La situation des droits humains au Cachemire sous administration indienne s’est fortement détériorée depuis l’abrogation de l’article 370 de la Constitution indienne en 2019. Les détentions arbitraires dans le cadre de la loi sur la sécurité publique, l’utilisation abusive de la loi sur les activités illégales (prévention), les coupures d’Internet, la suppression de la dissidence pacifique et la criminalisation des défenseur·es des droits humains,, des des journalistes et des acteurs et actrices de la société civile sont devenues systématiques. Ces mesures continuent de restreindre la capacité des Cachemiri·es à participer à la vie politique, à s’exprimer et à se réunir, érodant les conditions d’une réelle participation au futur de la région.

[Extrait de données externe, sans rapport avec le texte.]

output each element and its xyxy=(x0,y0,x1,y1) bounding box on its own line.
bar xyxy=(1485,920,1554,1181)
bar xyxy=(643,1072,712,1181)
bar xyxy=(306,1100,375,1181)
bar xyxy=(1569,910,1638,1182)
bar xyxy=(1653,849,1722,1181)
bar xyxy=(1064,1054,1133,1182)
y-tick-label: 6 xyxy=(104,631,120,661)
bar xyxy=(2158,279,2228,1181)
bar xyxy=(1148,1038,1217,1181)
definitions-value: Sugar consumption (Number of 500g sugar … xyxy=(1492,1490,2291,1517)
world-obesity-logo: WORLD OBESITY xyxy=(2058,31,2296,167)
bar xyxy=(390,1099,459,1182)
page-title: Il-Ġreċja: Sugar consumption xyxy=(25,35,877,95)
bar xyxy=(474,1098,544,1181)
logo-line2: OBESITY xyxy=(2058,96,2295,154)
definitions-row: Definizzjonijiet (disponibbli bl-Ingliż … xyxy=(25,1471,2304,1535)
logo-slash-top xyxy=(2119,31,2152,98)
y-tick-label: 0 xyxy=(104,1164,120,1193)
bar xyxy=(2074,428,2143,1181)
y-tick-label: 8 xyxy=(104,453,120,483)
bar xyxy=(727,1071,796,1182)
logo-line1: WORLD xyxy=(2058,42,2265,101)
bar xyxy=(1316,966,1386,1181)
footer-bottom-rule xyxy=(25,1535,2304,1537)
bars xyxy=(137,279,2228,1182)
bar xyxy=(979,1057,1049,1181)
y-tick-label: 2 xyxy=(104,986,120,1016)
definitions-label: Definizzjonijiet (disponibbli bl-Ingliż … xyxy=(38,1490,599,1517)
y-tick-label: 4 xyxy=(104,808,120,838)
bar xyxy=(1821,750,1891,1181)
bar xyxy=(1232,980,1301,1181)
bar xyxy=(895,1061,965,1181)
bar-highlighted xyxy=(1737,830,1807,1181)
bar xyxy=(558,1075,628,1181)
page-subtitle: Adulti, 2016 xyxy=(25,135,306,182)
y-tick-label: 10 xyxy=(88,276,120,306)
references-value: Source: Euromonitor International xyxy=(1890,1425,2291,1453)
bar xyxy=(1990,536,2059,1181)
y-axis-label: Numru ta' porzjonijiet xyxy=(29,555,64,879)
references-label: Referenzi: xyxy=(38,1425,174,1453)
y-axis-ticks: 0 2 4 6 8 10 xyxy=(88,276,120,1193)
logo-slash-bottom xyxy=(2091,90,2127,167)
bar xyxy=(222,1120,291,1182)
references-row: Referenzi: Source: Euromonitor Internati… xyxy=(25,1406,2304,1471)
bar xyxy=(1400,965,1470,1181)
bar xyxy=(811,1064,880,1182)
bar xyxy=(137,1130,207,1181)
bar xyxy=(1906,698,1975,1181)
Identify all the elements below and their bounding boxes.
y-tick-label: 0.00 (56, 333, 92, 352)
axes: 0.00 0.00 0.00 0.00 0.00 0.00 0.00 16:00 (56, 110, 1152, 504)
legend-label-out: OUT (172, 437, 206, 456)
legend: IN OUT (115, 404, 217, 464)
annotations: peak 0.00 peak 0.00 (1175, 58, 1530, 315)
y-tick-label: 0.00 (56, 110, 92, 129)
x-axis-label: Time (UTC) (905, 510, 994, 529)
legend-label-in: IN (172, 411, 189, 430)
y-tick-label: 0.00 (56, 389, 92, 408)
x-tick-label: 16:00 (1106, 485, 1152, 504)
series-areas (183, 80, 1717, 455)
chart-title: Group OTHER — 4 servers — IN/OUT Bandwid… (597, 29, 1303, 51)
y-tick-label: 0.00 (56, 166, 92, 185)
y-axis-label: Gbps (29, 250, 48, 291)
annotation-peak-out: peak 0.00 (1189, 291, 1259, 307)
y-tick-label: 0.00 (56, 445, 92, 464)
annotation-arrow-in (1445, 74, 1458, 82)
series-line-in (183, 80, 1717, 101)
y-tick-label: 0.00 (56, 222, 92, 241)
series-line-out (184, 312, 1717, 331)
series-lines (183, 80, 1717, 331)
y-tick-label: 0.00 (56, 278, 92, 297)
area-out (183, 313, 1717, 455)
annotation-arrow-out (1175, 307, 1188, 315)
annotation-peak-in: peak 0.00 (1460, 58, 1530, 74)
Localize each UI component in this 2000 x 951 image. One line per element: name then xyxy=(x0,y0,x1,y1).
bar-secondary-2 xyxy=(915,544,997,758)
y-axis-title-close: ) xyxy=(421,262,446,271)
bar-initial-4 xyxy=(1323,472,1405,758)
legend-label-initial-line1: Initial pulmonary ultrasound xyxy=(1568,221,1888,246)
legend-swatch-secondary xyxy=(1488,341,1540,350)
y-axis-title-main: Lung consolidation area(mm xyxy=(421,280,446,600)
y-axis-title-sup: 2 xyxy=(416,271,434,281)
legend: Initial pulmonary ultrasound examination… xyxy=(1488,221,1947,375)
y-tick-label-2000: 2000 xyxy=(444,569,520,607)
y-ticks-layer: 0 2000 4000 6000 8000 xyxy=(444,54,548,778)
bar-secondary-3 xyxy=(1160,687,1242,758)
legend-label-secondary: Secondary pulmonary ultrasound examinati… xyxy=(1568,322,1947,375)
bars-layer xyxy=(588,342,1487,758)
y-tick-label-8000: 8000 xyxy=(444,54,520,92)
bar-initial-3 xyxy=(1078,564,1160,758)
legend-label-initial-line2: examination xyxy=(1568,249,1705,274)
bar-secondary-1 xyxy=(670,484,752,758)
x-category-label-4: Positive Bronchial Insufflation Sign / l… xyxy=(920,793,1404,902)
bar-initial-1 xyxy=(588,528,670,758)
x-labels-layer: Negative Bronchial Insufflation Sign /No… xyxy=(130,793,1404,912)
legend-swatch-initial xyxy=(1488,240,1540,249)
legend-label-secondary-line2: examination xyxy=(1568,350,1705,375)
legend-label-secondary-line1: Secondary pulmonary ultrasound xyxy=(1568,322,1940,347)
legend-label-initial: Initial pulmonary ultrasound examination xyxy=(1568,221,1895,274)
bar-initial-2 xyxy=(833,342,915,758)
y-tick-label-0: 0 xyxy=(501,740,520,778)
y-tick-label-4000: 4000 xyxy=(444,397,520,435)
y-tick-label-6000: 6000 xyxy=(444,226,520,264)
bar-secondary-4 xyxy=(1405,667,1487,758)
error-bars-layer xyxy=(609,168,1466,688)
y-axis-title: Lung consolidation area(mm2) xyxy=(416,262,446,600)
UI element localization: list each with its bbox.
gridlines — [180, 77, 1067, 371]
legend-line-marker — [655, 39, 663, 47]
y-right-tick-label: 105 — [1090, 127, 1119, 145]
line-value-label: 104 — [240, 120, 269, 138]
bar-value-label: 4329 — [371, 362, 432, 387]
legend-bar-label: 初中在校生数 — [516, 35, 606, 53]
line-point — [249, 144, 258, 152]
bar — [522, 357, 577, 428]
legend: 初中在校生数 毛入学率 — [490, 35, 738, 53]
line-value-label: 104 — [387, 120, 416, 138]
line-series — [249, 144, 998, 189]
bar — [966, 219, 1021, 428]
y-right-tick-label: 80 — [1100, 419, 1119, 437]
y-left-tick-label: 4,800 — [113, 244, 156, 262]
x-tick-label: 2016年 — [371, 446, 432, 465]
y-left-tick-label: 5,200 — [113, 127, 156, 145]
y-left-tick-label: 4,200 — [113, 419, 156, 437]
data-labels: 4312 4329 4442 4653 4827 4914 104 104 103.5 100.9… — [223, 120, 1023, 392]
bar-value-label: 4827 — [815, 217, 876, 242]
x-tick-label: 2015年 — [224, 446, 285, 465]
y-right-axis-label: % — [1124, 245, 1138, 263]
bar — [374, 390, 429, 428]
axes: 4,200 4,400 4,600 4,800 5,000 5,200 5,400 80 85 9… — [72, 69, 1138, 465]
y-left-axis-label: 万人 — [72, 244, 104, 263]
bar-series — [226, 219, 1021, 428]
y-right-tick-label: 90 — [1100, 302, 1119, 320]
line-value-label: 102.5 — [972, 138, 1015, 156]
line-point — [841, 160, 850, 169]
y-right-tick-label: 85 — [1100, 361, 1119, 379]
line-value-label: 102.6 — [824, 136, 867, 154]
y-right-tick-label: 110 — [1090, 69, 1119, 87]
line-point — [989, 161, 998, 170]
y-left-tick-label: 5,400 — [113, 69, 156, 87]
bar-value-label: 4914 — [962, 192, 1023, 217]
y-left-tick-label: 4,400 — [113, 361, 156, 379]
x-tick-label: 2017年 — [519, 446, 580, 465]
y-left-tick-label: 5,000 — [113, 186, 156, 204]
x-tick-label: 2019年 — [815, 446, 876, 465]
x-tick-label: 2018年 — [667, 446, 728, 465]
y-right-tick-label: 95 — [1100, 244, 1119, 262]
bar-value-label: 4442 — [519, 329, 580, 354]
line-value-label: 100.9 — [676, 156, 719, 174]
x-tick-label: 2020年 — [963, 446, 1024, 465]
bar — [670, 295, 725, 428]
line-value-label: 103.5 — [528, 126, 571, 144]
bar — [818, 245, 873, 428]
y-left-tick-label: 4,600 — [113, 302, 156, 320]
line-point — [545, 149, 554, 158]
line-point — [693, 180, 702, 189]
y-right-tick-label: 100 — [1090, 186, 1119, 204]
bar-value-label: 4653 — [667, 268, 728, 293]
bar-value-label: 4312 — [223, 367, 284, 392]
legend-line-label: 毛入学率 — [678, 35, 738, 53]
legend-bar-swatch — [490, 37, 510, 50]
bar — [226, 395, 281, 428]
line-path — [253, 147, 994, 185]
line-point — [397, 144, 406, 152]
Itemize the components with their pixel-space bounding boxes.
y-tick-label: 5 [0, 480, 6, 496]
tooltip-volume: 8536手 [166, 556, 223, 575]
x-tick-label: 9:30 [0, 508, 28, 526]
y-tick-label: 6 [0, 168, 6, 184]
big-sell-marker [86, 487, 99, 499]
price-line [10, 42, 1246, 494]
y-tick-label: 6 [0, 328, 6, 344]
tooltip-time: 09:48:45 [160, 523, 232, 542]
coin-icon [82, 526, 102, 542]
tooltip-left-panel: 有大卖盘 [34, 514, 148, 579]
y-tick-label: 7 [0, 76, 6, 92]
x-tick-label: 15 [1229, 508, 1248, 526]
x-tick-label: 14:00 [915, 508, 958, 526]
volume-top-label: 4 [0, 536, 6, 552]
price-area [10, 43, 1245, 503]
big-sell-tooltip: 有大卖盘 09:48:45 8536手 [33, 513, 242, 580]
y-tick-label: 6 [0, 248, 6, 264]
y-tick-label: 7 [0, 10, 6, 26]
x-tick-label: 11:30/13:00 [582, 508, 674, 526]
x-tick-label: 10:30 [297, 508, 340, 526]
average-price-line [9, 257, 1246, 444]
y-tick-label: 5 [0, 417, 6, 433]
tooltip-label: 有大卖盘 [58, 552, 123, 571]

Au Cachemire sous administration pakistanaise, si la répression directe de l’État est moins visible, les restrictions constantes à la participation politique, à la liberté d’expression et à la gouvernance locale continuent de mettre à mal les droits à la démocratie. Les observateurs internationaux – y compris le Parlement européen et les organisations comme Human Rights Watch – ont fait remonter leurs préoccupations sur les restrictions imposées aux médias indépendants, au pluralisme politique et la marginalisation des groupes minoritaires.

Les communautés frontalières situées le long de la ligne de contrôle vivent dans la peur permanente – déplacées, traumatisées et réduites au silence par un conflit qu’elles n’ont pas choisi.
« Les Cachemiri·es ne sont pas des récepteurs passifs dans la gestion du conflit ; ce sont des sujets de droits dont les actions collectives, les aspirations politiques et les expériences vécues sont étouffées depuis longtemps par la répression nationale et la négligence internationale », déclare Mme Bacalso.
« Aucune solution au conflit du Cachemire ne pourra être considérée comme légitime, durable ou conforme au droit sans la participation pleine et entière, libre et informée des Cachemiri·es », ajoute Mme Rousselot.

Appel à l’action

Le FORUM-ASIA et la FIDH appellent le HCDH et les procédures spéciales pertinentes du Conseil des droits de l’homme à lancer d’urgence une enquête complète, indépendante et internationale sur les violations des droits humains qui sont en cours au Cachemire administré par l’Inde et le Pakistan, conformément aux recommandations formulées par le HCDH en 2018 et 2019.

Nous exhortons les États membres des Nations unies à travailler de manière constructive avec toutes les parties. De même, nous leur demandons de soutenir un processus de paix multilatéral, basé sur les droits, centré sur la détermination politique cachemirie et fondé sur les obligations juridiques internationales, y compris le droit à l’autodétermination.

Nous appelons la société civile mondiale à renforcer sa solidarité avec les Cachemiri·es – en particulier les défenseur·es des droits humains incarcéré·es, les journalistes indépendant·es et les organisations locales de la société civile – qui continuent de faire l’objet d’une répression ciblée.

Nous appelons à la résistance collective face à l’utilisation abusive des cadres juridiques, au déploiement de politiques sécuritaires, à la criminalisation de la dissidence, à la censure et à la surveillance de masse.